Why do I need to provide an authentication tag for decryption with one implementation and not the other?
Is pycryptodomex
doing something under the hood to determine the tag?
Upvotes: 3
Views: 6341
Reputation: 926
GCM without authentication tag is equivalent to CTR mode. (except the + 1 difference in starting counter value)

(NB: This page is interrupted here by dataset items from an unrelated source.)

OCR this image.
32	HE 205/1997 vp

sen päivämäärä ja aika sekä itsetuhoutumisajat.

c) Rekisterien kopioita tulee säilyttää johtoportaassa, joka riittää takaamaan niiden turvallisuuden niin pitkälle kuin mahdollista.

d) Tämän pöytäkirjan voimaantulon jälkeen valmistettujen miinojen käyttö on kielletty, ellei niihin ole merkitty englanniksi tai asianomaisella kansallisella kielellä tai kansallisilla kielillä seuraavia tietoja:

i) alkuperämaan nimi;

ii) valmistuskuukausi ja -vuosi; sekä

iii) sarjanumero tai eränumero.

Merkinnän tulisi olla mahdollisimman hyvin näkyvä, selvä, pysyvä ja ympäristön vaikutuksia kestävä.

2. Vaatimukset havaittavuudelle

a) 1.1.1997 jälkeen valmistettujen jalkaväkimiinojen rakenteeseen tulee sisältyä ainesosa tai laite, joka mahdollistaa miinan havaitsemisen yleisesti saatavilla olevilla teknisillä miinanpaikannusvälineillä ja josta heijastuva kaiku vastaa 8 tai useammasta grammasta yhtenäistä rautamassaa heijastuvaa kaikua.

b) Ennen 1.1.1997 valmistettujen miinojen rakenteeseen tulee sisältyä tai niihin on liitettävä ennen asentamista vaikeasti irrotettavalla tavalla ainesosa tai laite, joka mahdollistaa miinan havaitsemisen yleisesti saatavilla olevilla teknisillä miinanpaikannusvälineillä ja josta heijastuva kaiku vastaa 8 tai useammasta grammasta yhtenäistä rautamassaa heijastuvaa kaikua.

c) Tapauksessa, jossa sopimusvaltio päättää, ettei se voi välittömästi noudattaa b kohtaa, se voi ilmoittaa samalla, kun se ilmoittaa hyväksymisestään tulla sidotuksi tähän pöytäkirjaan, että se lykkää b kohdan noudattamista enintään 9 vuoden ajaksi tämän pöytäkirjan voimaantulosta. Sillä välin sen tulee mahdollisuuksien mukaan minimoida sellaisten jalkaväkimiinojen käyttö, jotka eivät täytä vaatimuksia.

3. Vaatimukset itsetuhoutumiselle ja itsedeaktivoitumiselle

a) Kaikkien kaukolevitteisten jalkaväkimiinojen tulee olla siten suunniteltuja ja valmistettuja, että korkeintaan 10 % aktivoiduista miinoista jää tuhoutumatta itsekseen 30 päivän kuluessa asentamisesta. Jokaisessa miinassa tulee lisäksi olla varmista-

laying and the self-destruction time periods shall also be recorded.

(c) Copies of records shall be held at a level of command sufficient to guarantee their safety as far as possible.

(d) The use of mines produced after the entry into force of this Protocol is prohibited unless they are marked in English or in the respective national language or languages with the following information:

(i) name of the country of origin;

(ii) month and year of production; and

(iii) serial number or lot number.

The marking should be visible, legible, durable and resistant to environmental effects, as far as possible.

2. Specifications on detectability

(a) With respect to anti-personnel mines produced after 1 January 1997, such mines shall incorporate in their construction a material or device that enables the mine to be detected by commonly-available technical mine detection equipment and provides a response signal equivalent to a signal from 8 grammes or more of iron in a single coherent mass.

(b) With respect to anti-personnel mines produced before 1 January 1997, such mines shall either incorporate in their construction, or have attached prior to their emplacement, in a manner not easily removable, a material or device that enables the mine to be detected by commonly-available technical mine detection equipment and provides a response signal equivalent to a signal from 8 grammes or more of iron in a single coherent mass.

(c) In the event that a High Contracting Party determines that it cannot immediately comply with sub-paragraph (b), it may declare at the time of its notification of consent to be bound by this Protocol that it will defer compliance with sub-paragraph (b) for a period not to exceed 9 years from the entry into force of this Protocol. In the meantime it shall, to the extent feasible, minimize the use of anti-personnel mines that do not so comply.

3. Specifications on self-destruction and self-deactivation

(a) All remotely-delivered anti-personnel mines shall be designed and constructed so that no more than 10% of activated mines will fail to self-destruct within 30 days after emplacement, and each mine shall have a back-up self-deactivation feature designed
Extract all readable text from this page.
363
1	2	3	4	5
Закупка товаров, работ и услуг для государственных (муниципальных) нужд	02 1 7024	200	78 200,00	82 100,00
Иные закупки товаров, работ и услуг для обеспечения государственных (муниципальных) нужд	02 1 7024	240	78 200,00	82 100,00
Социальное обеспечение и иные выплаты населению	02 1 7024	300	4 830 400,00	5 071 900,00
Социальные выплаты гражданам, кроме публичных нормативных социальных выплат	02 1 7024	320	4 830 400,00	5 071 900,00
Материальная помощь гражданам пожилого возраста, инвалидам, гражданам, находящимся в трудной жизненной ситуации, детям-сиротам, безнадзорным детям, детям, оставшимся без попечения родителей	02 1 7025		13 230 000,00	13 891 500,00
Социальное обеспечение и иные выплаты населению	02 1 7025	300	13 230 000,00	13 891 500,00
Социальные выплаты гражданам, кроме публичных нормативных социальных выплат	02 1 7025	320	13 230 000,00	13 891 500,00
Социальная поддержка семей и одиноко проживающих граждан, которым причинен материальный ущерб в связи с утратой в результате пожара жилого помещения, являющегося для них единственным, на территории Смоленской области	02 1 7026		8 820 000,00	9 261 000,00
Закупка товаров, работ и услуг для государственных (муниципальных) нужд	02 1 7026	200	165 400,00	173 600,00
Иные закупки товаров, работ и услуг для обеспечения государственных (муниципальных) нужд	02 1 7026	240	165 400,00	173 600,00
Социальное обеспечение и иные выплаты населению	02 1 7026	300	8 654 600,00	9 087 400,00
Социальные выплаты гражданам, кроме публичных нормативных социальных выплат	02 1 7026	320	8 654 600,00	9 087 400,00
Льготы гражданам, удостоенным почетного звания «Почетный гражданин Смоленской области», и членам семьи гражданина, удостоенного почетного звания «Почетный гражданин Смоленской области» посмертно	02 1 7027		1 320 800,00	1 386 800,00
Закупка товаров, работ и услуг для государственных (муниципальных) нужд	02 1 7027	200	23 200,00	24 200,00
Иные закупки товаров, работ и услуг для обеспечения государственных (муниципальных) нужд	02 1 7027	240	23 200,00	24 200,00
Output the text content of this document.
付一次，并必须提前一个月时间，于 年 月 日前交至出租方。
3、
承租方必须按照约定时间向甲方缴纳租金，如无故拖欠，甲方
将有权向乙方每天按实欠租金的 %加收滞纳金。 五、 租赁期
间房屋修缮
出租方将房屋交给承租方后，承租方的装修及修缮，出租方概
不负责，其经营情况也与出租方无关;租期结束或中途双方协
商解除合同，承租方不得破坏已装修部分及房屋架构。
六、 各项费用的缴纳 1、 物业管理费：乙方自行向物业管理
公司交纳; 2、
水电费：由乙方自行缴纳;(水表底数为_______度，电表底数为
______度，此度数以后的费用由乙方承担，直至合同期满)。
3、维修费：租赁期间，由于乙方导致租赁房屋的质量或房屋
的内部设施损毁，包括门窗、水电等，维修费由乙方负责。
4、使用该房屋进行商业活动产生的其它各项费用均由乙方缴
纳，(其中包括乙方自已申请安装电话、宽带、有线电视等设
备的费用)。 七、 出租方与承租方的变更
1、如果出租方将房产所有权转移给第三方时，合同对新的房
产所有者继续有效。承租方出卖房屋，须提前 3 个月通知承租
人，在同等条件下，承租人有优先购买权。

Calling decrypt does not verify the tag (as far as I know). You can test this yourself by altering the ciphertext just one byte. It will decrypt just fine (to a plaintext that is off by one byte). Use decrypt_and_verify
(see test_invalid_mac
test).
See 2.
Upvotes: 4
Reputation: 13
Apologies as I can't reply to comments. Is it possible to derive the tag from the decrypted data after decryption? This PR associated with PyCA/cryptography
seems to imply the exact scenario considered here.
According to the GCM spec (section 7.2: “Algorithm for the Authenticated Decryption Function”), the tag itself is not needed until the ciphertext has been decrypted.
Does calling d.update(encrypted_data)
decrypt data successfully and d.finalize()
is only needed to verify the integrity of the data?